On the orbital station, meteor shower causes a short circuit that disables critical electrical systems. Mukhin's crewmate is severely injured while trying to repair the damage. Emergency return is required, but the docking system is disabled, stranding the crew on their Soyuz-T spacecraft.

Kuznetsov is tracked to his train and ordered to return to duty. Assigned a new flight engineer to mount the rescue mission, Pavel docks the opposite side of the station. He spacewalks to the stranded spacecraft and helps Mukhin drag the unconscious cosmonaut through the open space. Backup crewmates then make an emergency landing, while Kuznetsov and Mukhin are reunited as a team. They successfully repair the station and prepare to return to Earth.

As they undock their spacecraft, another meteor shower damages the shielding and disables orientation engines. The air is quickly draining from the cabin, so the cosmonauts seal their suits and activate reserve oxygen supply, which will only last for 12 hours.

Major General Sviridov, the head of the Cosmonaut's Training Center, volunteers for a dangerous rescue mission. He approaches the disabled spacecraft, which is spinning uncontrollably, and makes several unsuccessful docking attempts, nearly running out of fuel.

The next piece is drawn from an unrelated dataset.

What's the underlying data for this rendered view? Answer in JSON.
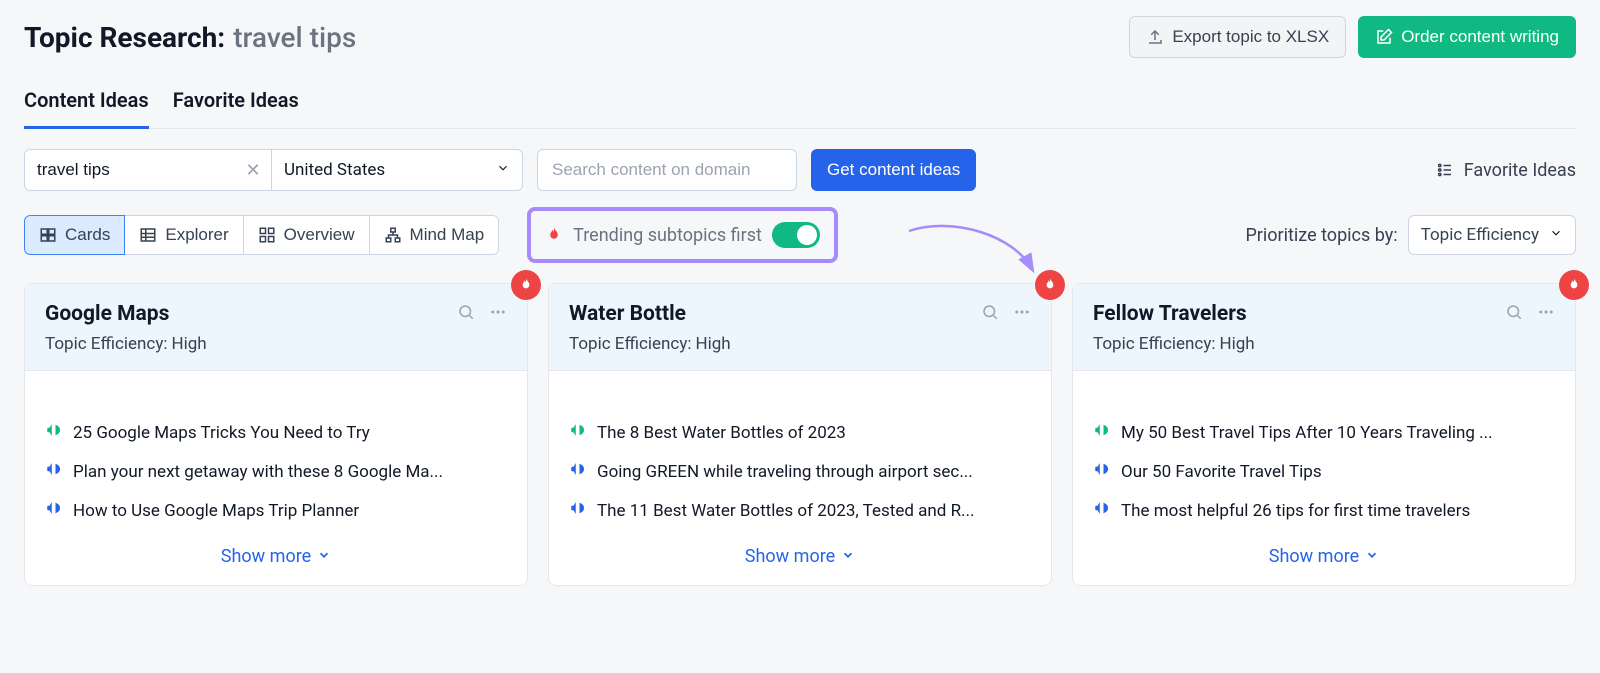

Kuznetsov exits to the spacecraft's exterior and stop the rotation with a makeshift rocket engine that Mukhin assembled from spare parts. As Pavel tries to connect their craft's air hose to the reserve oxygen tanks on the Sviridov's spacecraft, his air supply runs out. Mukhin redirects his own supply to his friend's system, dooming himself to certain death.

==Cast==
- Juozas Budraitis as Colonel of Naval Aviation Pavel Kuznetsov
- Vitaly Solomin as flight engineer Vyacheslav Mukhin
- Aleksandr Porokhovshchikov as Major General of Aviation Alexei Evgenievich Sviridov
- Tamara Akulova as Sasha, Mukhin's girlfriend
- Igor Vasiliev as mission controller
- Lyubov Sokolova as Sofia Petrovna, mother-in-law of Kuznetsov
- Igor Dmitriev as Kuznetsov's fellow traveler on the train
- Valery Yurchenko as Valery Romanov, Mukhin's crewmate

==Production==
The film includes scenes shot on the Soviet space station Salyut 7 and the spacecraft Soyuz T-9 by cosmonauts Vladimir Lyakhov and Aleksandr Aleksandrov.
Some scenes were shot in the Yuri Gagarin Cosmonaut Training Center and in the RKA Mission Control Center.

==Awards==
The film received a special prize and a diploma in 1984 at the 17th All-Union Film Festival (Kiev): in the program of feature films.